Nikola Karabatic et les Bleus sont à un pas de l'Euro 2010. (Maxppp) Contrat rempli. Face à la République tchèque, leader du groupe, l'objectif était double, ce dimanche à Lyon, pour l'équipe de France: tenir à distance le Portugal, vainqueur un peu plus tôt du Luxembourg (33-22), et laver l'affront du match aller, qui avait vu les Slaves s'imposer dès la deuxième journée de ces qualifications pour l'Euro 2010 (32-29), alors que les Experts venaient d'être sacrés champions olympiques à Pékin. Les hommes de Claude Onesta, revanchards, n'ont pas laissé passer leur chance, malgré la chaleur étouffante du Palais des Sports de Gerland. Résultat: une victoire studieuse (32-25), sans véritable folie, trompeuse sur la valeur de ces Tchèques.
Avec dix points chacune, ces deux équipes sont bien parties pour se qualifier au Championnat d'Europe.
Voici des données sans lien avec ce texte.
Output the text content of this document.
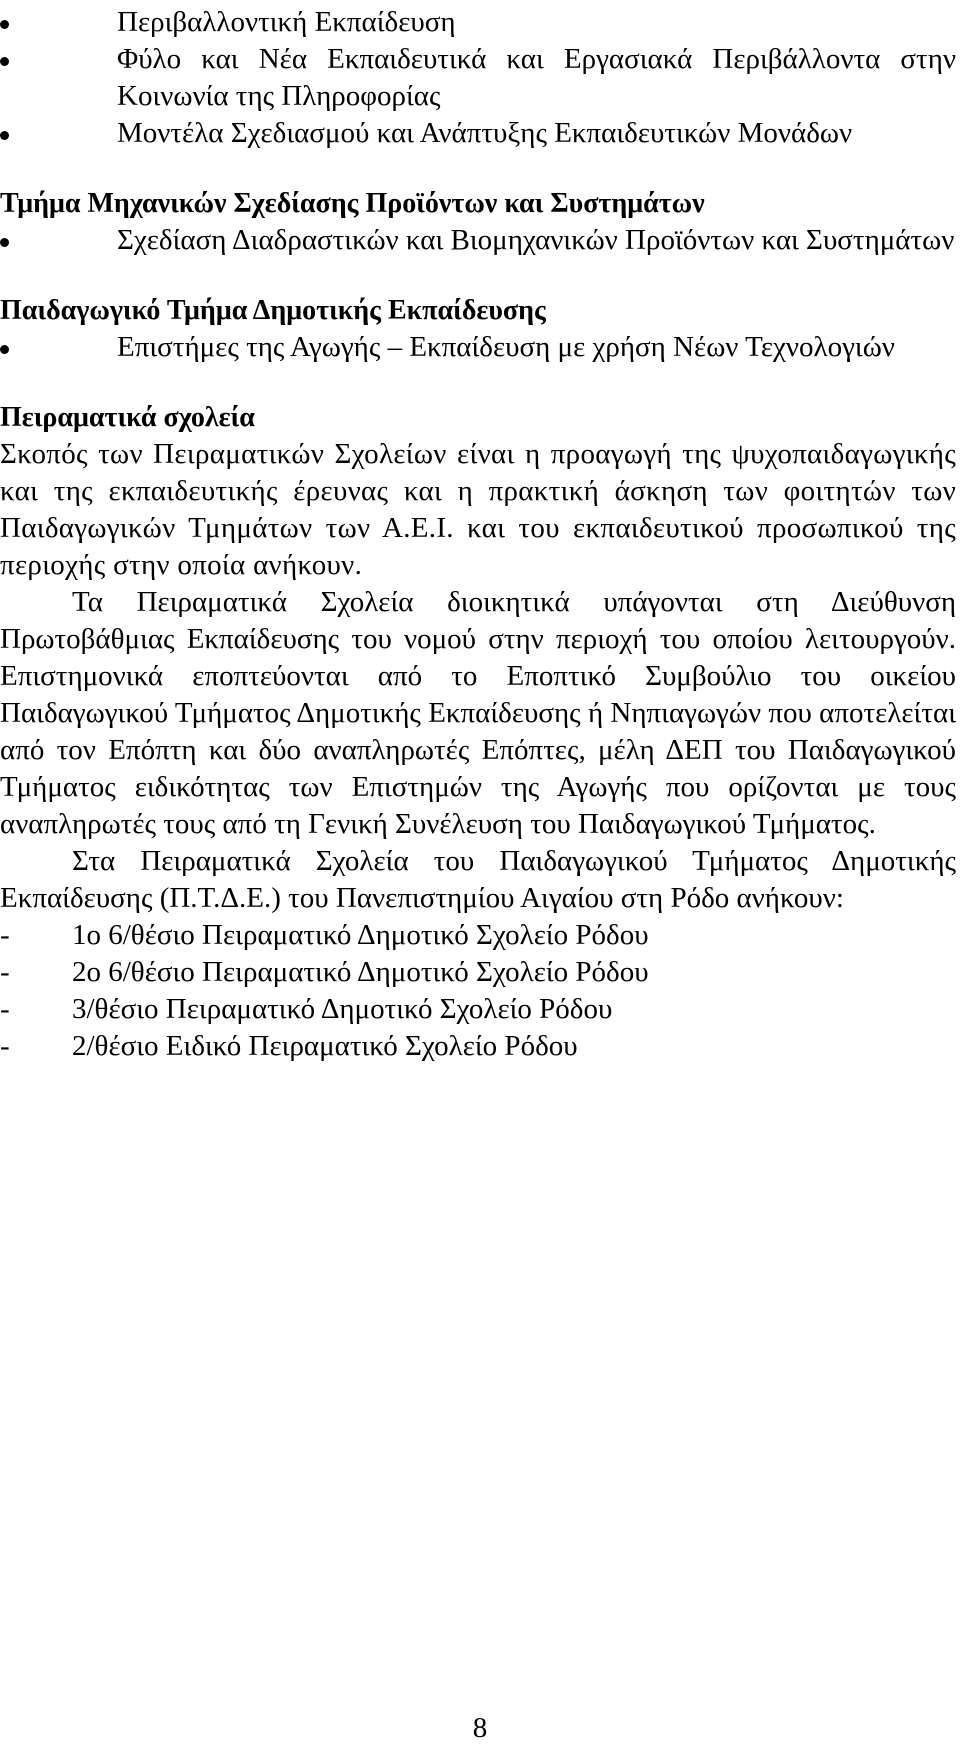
Περιβαλλοντική Εκπαίδευση
Φύλο και Νέα Εκπαιδευτικά και Εργασιακά Περιβάλλοντα στην Κοινωνία της Πληροφορίας
Μοντέλα Σχεδιασμού και Ανάπτυξης Εκπαιδευτικών Μονάδων
Τμήμα Μηχανικών Σχεδίασης Προϊόντων και Συστημάτων
Σχεδίαση Διαδραστικών και Βιομηχανικών Προϊόντων και Συστημάτων
Παιδαγωγικό Τμήμα Δημοτικής Εκπαίδευσης
Επιστήμες της Αγωγής – Εκπαίδευση με χρήση Νέων Τεχνολογιών
Πειραματικά σχολεία

Σκοπός των Πειραματικών Σχολείων είναι η προαγωγή της ψυχοπαιδαγωγικής και της εκπαιδευτικής έρευνας και η πρακτική άσκηση των φοιτητών των Παιδαγωγικών Τμημάτων των Α.Ε.Ι. και του εκπαιδευτικού προσωπικού της περιοχής στην οποία ανήκουν.

Τα Πειραματικά Σχολεία διοικητικά υπάγονται στη Διεύθυνση Πρωτοβάθμιας Εκπαίδευσης του νομού στην περιοχή του οποίου λειτουργούν. Επιστημονικά εποπτεύονται από το Εποπτικό Συμβούλιο του οικείου Παιδαγωγικού Τμήματος Δημοτικής Εκπαίδευσης ή Νηπιαγωγών που αποτελείται από τον Επόπτη και δύο αναπληρωτές Επόπτες, μέλη ΔΕΠ του Παιδαγωγικού Τμήματος ειδικότητας των Επιστημών της Αγωγής που ορίζονται με τους αναπληρωτές τους από τη Γενική Συνέλευση του Παιδαγωγικού Τμήματος.

Στα Πειραματικά Σχολεία του Παιδαγωγικού Τμήματος Δημοτικής Εκπαίδευσης (Π.Τ.Δ.Ε.) του Πανεπιστημίου Αιγαίου στη Ρόδο ανήκουν:

-	1ο 6/θέσιο Πειραματικό Δημοτικό Σχολείο Ρόδου
-	2ο 6/θέσιο Πειραματικό Δημοτικό Σχολείο Ρόδου
-	3/θέσιο Πειραματικό Δημοτικό Σχολείο Ρόδου
-	2/θέσιο Ειδικό Πειραματικό Σχολείο Ρόδου
8
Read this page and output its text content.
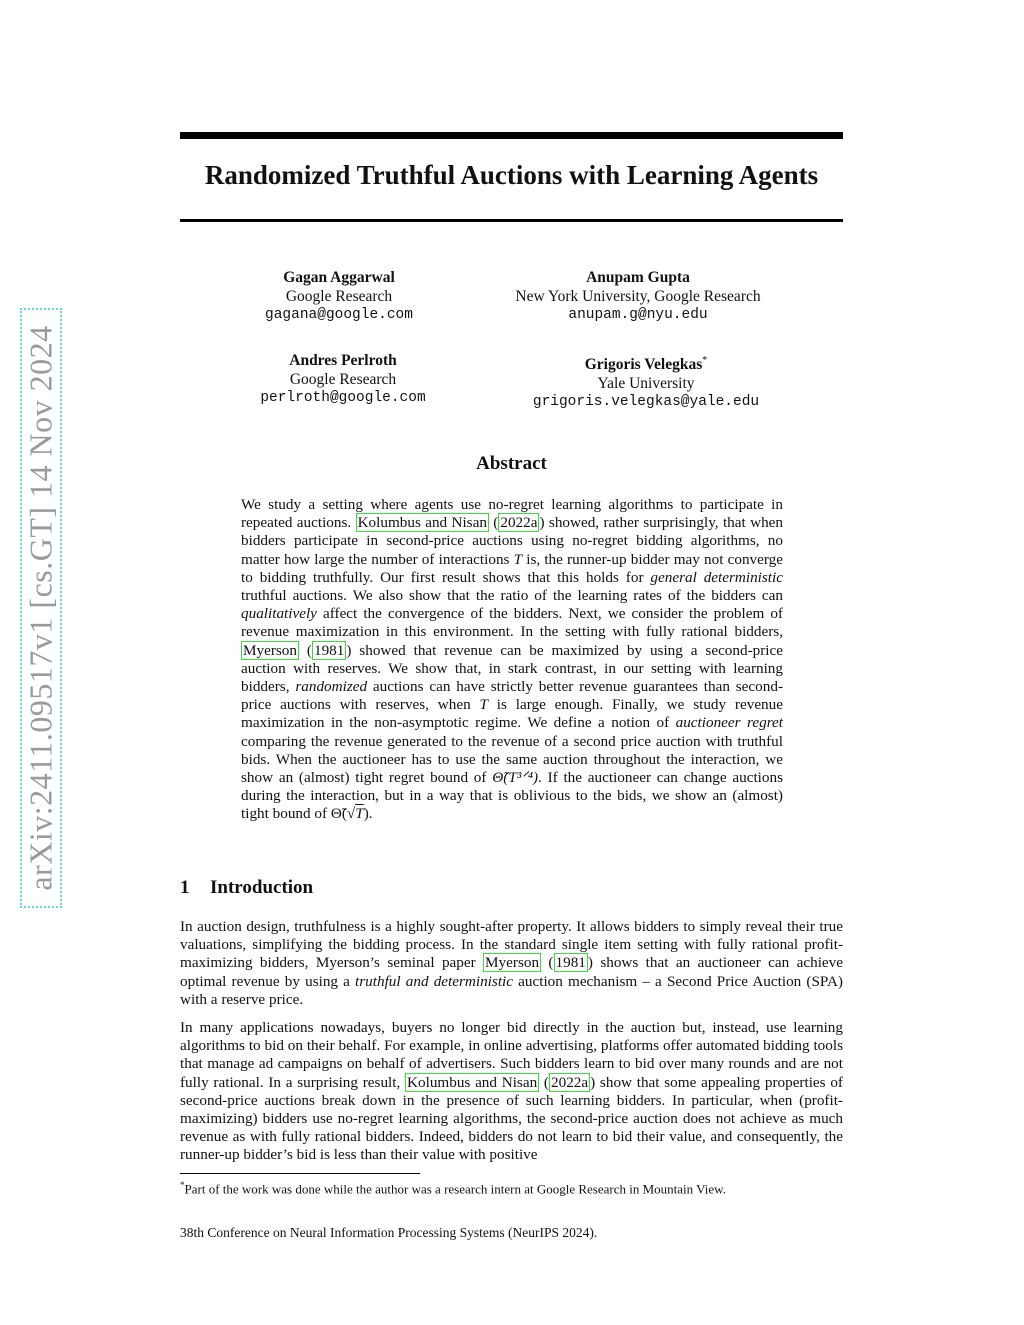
arXiv:2411.09517v1 [cs.GT] 14 Nov 2024
Randomized Truthful Auctions with Learning Agents
Gagan Aggarwal
Google Research
gagana@google.com
Anupam Gupta
New York University, Google Research
anupam.g@nyu.edu
Andres Perlroth
Google Research
perlroth@google.com
Grigoris Velegkas*
Yale University
grigoris.velegkas@yale.edu
Abstract

We study a setting where agents use no-regret learning algorithms to participate in repeated auctions. Kolumbus and Nisan ( 2022a ) showed, rather surprisingly, that when bidders participate in second-price auctions using no-regret bidding algorithms, no matter how large the number of interactions T is, the runner-up bidder may not converge to bidding truthfully. Our first result shows that this holds for general deterministic truthful auctions. We also show that the ratio of the learning rates of the bidders can qualitatively affect the convergence of the bidders. Next, we consider the problem of revenue maximization in this environment. In the setting with fully rational bidders, Myerson ( 1981 ) showed that revenue can be maximized by using a second-price auction with reserves. We show that, in stark contrast, in our setting with learning bidders, randomized auctions can have strictly better revenue guarantees than second-price auctions with reserves, when T is large enough. Finally, we study revenue maximization in the non-asymptotic regime. We define a notion of auctioneer regret comparing the revenue generated to the revenue of a second price auction with truthful bids. When the auctioneer has to use the same auction throughout the interaction, we show an (almost) tight regret bound of Θ̃(T³ᐟ⁴). If the auctioneer can change auctions during the interaction, but in a way that is oblivious to the bids, we show an (almost) tight bound of Θ̃(√T).

1 Introduction

In auction design, truthfulness is a highly sought-after property. It allows bidders to simply reveal their true valuations, simplifying the bidding process. In the standard single item setting with fully rational profit-maximizing bidders, Myerson’s seminal paper Myerson ( 1981 ) shows that an auctioneer can achieve optimal revenue by using a truthful and deterministic auction mechanism – a Second Price Auction (SPA) with a reserve price.

In many applications nowadays, buyers no longer bid directly in the auction but, instead, use learning algorithms to bid on their behalf. For example, in online advertising, platforms offer automated bidding tools that manage ad campaigns on behalf of advertisers. Such bidders learn to bid over many rounds and are not fully rational. In a surprising result, Kolumbus and Nisan ( 2022a ) show that some appealing properties of second-price auctions break down in the presence of such learning bidders. In particular, when (profit-maximizing) bidders use no-regret learning algorithms, the second-price auction does not achieve as much revenue as with fully rational bidders. Indeed, bidders do not learn to bid their value, and consequently, the runner-up bidder’s bid is less than their value with positive

*Part of the work was done while the author was a research intern at Google Research in Mountain View.

38th Conference on Neural Information Processing Systems (NeurIPS 2024).
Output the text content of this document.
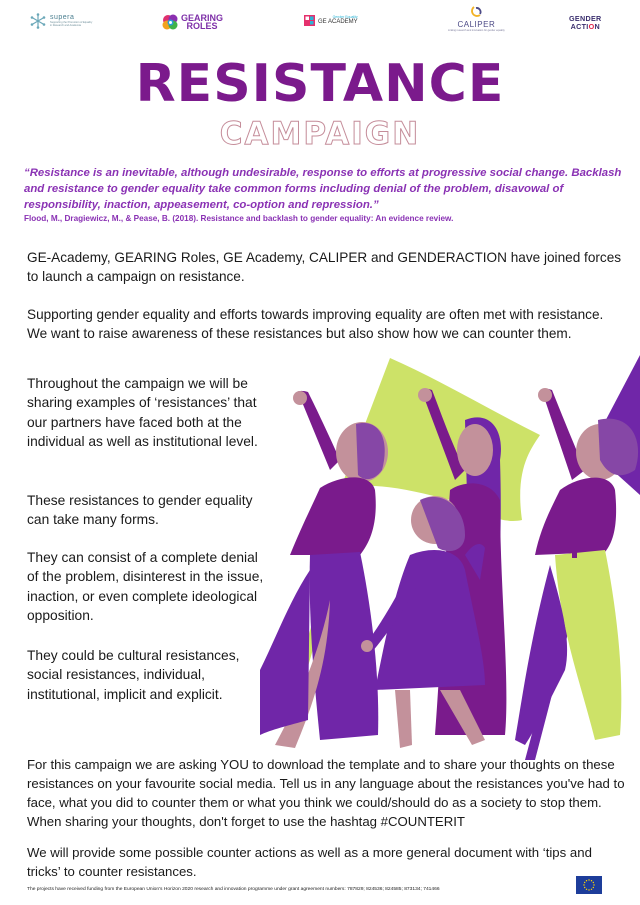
supera
Supporting the Promotion of Equality in Research and Academia
GEARING
ROLES
Gender Equality
GE ACADEMY	CALIPER
Linking research and innovation for gender equality
GENDER
ACTION
RESISTANCE
CAMPAIGN
“Resistance is an inevitable, although undesirable, response to efforts at progressive social change. Backlash and resistance to gender equality take common forms including denial of the problem, disavowal of responsibility, inaction, appeasement, co-option and repression.”
Flood, M., Dragiewicz, M., & Pease, B. (2018). Resistance and backlash to gender equality: An evidence review.
GE-Academy, GEARING Roles, GE Academy, CALIPER and GENDERACTION have joined forces to launch a campaign on resistance.
Supporting gender equality and efforts towards improving equality are often met with resistance. We want to raise awareness of these resistances but also show how we can counter them.
Throughout the campaign we will be sharing examples of ‘resistances’ that our partners have faced both at the individual as well as institutional level.
These resistances to gender equality can take many forms.
They can consist of a complete denial of the problem, disinterest in the issue, inaction, or even complete ideological opposition.
They could be cultural resistances, social resistances, individual, institutional, implicit and explicit.
For this campaign we are asking YOU to download the template and to share your thoughts on these resistances on your favourite social media. Tell us in any language about the resistances you've had to face, what you did to counter them or what you think we could/should do as a society to stop them. When sharing your thoughts, don't forget to use the hashtag #COUNTERIT
We will provide some possible counter actions as well as a more general document with ‘tips and tricks’ to counter resistances.
The projects have received funding from the European Union's Horizon 2020 research and innovation programme under grant agreement numbers: 787829; 824536; 824585; 873134; 741466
Si les Français dominent le Portugal, mercredi prochain, ils pourront partir en vacances l'esprit tranquille avant même le dernier rendez-vous de cette campagne, en Lettonie dimanche. Le sélectionneur aura alors le loisir de tester de nouveaux joueurs, ou de poursuivre l'apprentissage des jeunes éléments intronisés pendant ces éliminatoires. En attendant, et même épuisés par une saison à rallonge, les Bleus ont fait le métier. Pas toujours bons dans le repli défensif, ils ont été plus appliqués dans la construction, même si Claude Onesta leur a reproché un manque de patience.
S'ils avaient davantage fait tourner le ballon en attaque, les joueurs tricolores auraient trouvé des solutions plus rapidement (6-4, 12e). Heureusement pour eux que, peu à peu, la République tchèque a marqué le coup dans l'intensité physique, ce dont ont profité Michaël Guigou, Jérôme Fernandez et Luc Abalo pour creuser l'écart (14-9, 26e). A la pause, le moindre doute était chassé, les Experts s'étaient mis à l'abri (16-10, 30e) et n'allaient plus être rejoints bien que Nikola Karabatic se soit méfié jusqu'au bout. "Ils ont une équipe assez jeune, qui bouge et défend bien, ce n'est pas aussi facile que l'on croit...", a commenté le néo-Montpelliérain au micro de Sport+.
Mais cette équipe de France, auréolée d'or en début d'année lors du Championnat du monde, joue avec une telle confiance que l'adversaire doit être en surrégime constant s'il veut faire bonne figure. Les Tchèques ont eu beau garder un retard raisonnable pendant quelques minutes après le repos (20-15, 38e), ils n'ont pas tenu le choc sur la durée, minés par les quelques coups de génie de Nikola Karabatic et consorts (28-19, 50e). "Ça fait deux ou trois ans qu'on a des automatismes ensemble, et même quand le match est difficile, en général, on s'en sort", a ajouté Didier Dinart. Sauf improbable faillite à Nice dans trois jours, contre le Portugal, les Français s'envoleront pour l'Autriche en janvier prochain.